Colchones viejos y raídos, muebles atacados por la carcoma, en resumen toda clase de cachivaches, fueron desfilando por la puerta de la casa a hombros de Marcos y de un Jerry afanoso, e incluso diría que exultante, en una exhibición de hombría que ni en los cuarteles de regulares de las Chafarinas.
Tal fue la cosa de rápida que, al cabo de unos minutos, todo el trabajo que horas antes tanto había angustiado a Marcos, estaba prácticamente finiquitado.

- Ay, vamos a sentarnos un poco y a descansar – exclamó Jerry, dejándose caer a plomo en uno de los sofás nuevos.
- No, hombre. No nos paremos ahora, que ya no queda nada.
- Ay, sí. Lo necesito. Dile a Yamila que baje y que nos sirva algo. ¿Qué hay? ¿Qué has traído en esa nevera?
- Pero, bueno. Apenas has sudado la camiseta y ¿Ya estás pensando en darle al jarro?
- Venga, hombre. No seas rácano. Llama a la mulatita.
- ¡Calla, chalado! Yamila no está aquí para eso. Yo mismo nos pondré un par de cubatas.
- ¡Eso, como en los viejos tiempos!
- Aunque no sé si habrá hielo para luego.
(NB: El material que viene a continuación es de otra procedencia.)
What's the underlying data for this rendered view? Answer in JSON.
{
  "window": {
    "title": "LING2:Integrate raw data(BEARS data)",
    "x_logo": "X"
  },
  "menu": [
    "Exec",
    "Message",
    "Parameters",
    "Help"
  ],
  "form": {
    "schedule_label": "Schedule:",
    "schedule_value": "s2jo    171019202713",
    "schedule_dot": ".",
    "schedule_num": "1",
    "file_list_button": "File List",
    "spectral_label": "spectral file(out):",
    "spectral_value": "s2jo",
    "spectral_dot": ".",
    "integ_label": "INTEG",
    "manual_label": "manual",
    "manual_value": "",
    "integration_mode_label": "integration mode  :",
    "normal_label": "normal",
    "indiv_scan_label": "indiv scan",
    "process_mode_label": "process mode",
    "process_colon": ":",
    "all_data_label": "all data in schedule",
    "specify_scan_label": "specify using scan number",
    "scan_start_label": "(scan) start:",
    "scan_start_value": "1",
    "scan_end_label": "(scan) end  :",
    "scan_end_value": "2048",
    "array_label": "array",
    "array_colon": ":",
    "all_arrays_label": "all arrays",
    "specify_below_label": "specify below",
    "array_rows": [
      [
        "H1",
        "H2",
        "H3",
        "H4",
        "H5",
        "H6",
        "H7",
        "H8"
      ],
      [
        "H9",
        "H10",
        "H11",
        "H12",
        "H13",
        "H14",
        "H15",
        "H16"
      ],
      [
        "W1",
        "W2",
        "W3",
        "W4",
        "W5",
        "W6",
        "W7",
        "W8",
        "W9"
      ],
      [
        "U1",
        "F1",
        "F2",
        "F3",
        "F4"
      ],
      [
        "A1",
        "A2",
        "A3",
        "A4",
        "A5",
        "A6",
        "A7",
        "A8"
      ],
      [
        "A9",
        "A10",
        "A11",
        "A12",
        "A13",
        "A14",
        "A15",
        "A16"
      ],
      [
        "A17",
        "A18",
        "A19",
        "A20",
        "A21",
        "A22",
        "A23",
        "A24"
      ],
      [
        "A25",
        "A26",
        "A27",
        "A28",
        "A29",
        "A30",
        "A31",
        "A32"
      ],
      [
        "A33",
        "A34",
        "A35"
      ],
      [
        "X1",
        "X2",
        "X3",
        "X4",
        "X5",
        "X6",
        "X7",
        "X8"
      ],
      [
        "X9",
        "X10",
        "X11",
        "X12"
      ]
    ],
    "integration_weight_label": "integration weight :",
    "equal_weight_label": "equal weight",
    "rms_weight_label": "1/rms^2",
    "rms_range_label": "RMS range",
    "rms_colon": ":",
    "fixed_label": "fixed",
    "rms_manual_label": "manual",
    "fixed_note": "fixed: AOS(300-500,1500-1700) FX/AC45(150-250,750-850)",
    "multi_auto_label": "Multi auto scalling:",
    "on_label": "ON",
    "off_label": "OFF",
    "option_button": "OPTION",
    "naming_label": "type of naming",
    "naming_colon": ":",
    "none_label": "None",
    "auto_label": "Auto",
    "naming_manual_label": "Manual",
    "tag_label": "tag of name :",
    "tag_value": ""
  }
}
- ¡¡¡Yamila, baja que te invitamos a un vermouth!!!
- Calla, desgraciado. Que sólo piensas en pervertir a la chiquilla.
- Sí, la chiquilla, sí. Te cogía la chiquilla y te pegaba un repaso que no te iba a reconocer ni tu madre.
- Mira que eres animal.
- Yo no te entiendo macho. Cuanto más viejo te haces, más pacato y remilgado que te vuelves. Y pensar que a mí me sucede todo lo contrario…
- Tú eres un caso aparte.
- ¿Seguro? A mí más bien me parece que el raro eres tú. Te vienes a un pueblecito perdido en el mapa con una mulata que está de muerte, los dos solitos, y lo único que piensas es en si esa motita de polvo de aquí, o este bichito de acullá, los va a ver Violeta.
- No hay nada de extraño en ello. Todo tiene que estar impecable. Hoy le voy a pedir que se case conmigo
- ¡Adiós!... Ya decía yo que aquí había gato encerrado.
- Es lo normal. Lo esperable después de estos casi cuatro años de vida en pareja.
- Supongo que luego no me dirás que yo no te previne.
- No, Jerry. En nuestro caso sobran los tópicos al uso y toda esa filosofía recocinada de patio de vecinos. Violeta, y sobre todo lo que sentimos el uno por el otro, está muy por encima de lo convencional.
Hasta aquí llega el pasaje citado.